A year ago, venture capitalists were the rock stars of the New Economy, trafficking millions to startups they hoped would reap billions. Well, the party's over and the hotel room's trashed with dot-com wreckage.

Ask VCs today about investing in the latest dot-com startup, and they will echo George Bush Sr.'s famous line: "Wouldn't be prudent." The lesson learned from the investment mania of 2000 is that it's time to return to time-honored investment basics. Prudence is the way to go.

"Last year, if you were a startup claiming to offer a service that was faster, cheaper and the first to market, you had a model that many VC firms would throw money at," said Massoud Entekhabi, managing partner with Santa Monica-based TL Ventures.

The amount of venture money that was tossed to L.A. businesses climbed from less than $30 million in 1993 to almost $2 billion in the first nine months of 2000 alone. (Fourth-quarter figures are not available yet.)

Consider some of the dubious investments during the fourth quarter of 1999. Culver City-based CarsDirect.com, a site where you can buy cars and get financing information, got $280 million from firms such as Hambrecht & Quist, Goldman Sachs and others; the company recently dropped its IPO and announced layoffs. BizBuyer.com, a B2B marketplace that closed its doors last month, got $38.5 million from Redpoint Ventures and others. eStyle Inc., an operator of B2C-oriented sites, got $25 million from Zone Ventures, Vulcan Ventures and others.

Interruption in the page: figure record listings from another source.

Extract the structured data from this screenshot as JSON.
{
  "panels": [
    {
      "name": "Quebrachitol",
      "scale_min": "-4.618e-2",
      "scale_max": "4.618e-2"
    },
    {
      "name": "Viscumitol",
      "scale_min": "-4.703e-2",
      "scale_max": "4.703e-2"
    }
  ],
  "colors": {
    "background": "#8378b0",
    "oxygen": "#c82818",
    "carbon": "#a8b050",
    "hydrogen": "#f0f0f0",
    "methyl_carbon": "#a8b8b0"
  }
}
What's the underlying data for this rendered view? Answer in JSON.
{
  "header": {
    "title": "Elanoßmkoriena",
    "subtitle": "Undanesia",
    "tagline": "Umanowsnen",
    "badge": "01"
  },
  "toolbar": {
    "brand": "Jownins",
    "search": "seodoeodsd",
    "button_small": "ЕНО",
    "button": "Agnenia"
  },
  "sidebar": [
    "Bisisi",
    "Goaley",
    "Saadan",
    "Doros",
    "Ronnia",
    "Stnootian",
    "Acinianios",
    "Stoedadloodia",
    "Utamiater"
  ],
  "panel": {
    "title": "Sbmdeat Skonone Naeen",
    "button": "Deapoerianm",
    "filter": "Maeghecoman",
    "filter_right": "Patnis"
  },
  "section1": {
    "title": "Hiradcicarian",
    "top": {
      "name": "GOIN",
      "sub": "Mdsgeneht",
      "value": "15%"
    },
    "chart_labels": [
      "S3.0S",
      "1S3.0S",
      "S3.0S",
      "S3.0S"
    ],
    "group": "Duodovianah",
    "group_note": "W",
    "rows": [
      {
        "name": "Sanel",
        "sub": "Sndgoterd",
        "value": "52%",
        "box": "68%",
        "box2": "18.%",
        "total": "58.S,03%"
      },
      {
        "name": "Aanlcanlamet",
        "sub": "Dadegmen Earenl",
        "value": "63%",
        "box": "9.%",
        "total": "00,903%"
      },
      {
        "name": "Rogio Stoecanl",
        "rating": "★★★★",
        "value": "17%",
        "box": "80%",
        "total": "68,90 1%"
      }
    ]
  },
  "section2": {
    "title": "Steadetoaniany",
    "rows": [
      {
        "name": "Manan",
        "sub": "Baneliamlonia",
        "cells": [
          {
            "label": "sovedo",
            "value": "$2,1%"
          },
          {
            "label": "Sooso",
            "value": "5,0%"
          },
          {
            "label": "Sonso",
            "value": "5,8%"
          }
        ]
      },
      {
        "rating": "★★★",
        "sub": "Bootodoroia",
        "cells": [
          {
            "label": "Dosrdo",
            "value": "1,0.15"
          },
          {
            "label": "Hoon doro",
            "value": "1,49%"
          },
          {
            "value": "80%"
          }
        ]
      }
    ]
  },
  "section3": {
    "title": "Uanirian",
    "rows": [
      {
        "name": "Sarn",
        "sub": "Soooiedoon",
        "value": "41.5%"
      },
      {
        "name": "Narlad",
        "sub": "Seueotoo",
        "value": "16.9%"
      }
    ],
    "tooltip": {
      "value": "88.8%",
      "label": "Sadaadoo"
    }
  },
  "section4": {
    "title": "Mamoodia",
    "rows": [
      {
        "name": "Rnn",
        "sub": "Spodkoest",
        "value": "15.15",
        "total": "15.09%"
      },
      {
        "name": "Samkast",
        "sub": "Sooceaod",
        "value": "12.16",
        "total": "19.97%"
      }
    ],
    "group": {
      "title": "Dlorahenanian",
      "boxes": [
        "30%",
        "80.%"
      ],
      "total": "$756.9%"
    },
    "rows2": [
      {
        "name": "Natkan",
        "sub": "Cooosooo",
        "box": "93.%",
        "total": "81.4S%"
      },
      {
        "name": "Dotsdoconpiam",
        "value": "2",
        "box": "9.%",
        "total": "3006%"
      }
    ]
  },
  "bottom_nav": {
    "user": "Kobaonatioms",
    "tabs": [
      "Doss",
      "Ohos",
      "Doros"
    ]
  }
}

Would companies like that get that kind of funding in today's marketplace? No way.

"The idea that a company can aggregate eyeballs and figure out how to monetize them later, which was popular in the (recent past), has gone away," Entekhabi said.

Instead of doling out checks to those startups and waiting for an IPO, VCs are returning to traditional, established practices.

"They're returning to the obvious and very successful fundamentals," said Rohit Shukla, CEO of the L.A. Regional Technology Alliance. "The fundamentals are simple and they've never changed: revenue, growth and profit."

"Private equity investors are more focused on investing in a business opportunity that has a sustainable, supportable, unfair advantage in the marketplace," Entekhabi said.

To meet those criteria, local VC firms will have to acknowledge that innovation is happening globally.

"Venture capitalism has always been local," Shukla said. "The truth of the matter is that, with their extraordinary funds, local VC firms need to find innovation wherever they can find it in the world and bring it into their portfolios."